Kirk’s assassination was intended to be a chilling messs age, but it won’t succeed
If the goal of Charlie Kirk’s murderer was to silence his voice, he failed.
All he did was ensure that two small children will grow up without their father and leave a widow to mourn her husband.
Kirk, the founder and CEO of Turning Point USA, will never again engage in conversations with young people on America’s college campuses, but his voice and message will carry on despite his assassin’s despicable act.
In fact, Charlie Kirk’s killer ensured that even more people will come to know what the 31-year-old conservative Christian speaker and political activist stood for and why he toured America to engage with young people — especially those who seemed to have no regard or use for his message.
Kirk’s assassin thought he was putting a target on the young man and that cutting him down in such a bloody, public manner would chill discourse and force others with similar views to swallow their words and live in fear.
“You could be next, so watch what you say,” seems to be the message behind the cold-blooded assassination Wednesday at Utah Valley University.

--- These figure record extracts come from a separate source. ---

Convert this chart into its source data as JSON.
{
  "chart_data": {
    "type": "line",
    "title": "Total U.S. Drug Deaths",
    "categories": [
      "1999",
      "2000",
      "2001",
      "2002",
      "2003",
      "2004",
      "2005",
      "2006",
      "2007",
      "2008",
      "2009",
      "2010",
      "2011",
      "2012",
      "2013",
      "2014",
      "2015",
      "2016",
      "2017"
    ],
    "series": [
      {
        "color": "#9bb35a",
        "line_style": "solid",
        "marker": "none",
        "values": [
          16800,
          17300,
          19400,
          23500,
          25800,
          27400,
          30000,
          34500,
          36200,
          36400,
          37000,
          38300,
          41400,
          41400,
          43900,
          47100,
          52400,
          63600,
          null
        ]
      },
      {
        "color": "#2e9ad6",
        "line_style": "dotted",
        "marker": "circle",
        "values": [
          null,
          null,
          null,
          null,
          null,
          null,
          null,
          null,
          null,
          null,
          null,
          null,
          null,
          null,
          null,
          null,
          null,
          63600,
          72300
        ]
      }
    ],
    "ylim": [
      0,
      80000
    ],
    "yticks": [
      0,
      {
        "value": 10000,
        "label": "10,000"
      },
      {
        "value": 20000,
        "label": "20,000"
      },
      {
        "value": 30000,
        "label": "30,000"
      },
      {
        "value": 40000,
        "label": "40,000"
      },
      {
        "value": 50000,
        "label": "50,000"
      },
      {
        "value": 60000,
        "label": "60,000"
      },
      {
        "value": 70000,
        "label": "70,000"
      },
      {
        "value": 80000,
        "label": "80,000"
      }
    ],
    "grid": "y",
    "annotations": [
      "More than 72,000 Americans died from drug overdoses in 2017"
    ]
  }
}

Instead, this cowardly act has shone the spotlight again on the growing issue of political violence in America.
It happened last year, when a would-be assassin tried to take down then-presidential candidate Donald Trump in Butler, Pa., and another stalked him near his home in Mar-a-Lago.
It happened late last year in another cowardly, murderous act in New York, when a man shot the CEO of a health care company in the back.
It happened a few years ago when a crazed Bernie Sanders supporter opened fire on Republican lawmakers during a softball practice for the annual game between the GOP and Democratic colleagues.
There have been other incidents over the years — far too many — in which politicians and public figures have been gunned down in very public manners.
We used to think that these things didn’t happen in the United States. Americans, we believed, were above political violence. But clearly, there are those among us who are more than willing to do the unthinkable because someone’s views differ from our own. Presidents, statesmen and civil rights leaders have been shot down by radical madmen periodically for more than 150 years.
Is this who we are? Is it who we want to be? We’d like to think not, but the killing of Charlie Kirk and the recent murders of Minnesota House Speaker Melissa Hortman and her husband — along with a lengthy list of successful and unsuccessful assassination attempts — suggest this is exactly who we are.
How do we change that? How do we make sure that the uniquely American right to free speech will not be chilled by those who would terrorize us for exercising it?
We start by tracking down Kirk’s assassin and prosecuting him to the fullest extent of the law. We seek justice for this young man’s family, who lost a husband, father and son because someone believed he had no right to speak his mind.
And we show all who would silence free speech that Americans of all political stripes will not cower in fear and remain silent in the face of terrorist actions.
That is not who Charlie Kirk was, and it’s not who the vast majority of his fellow Americans are.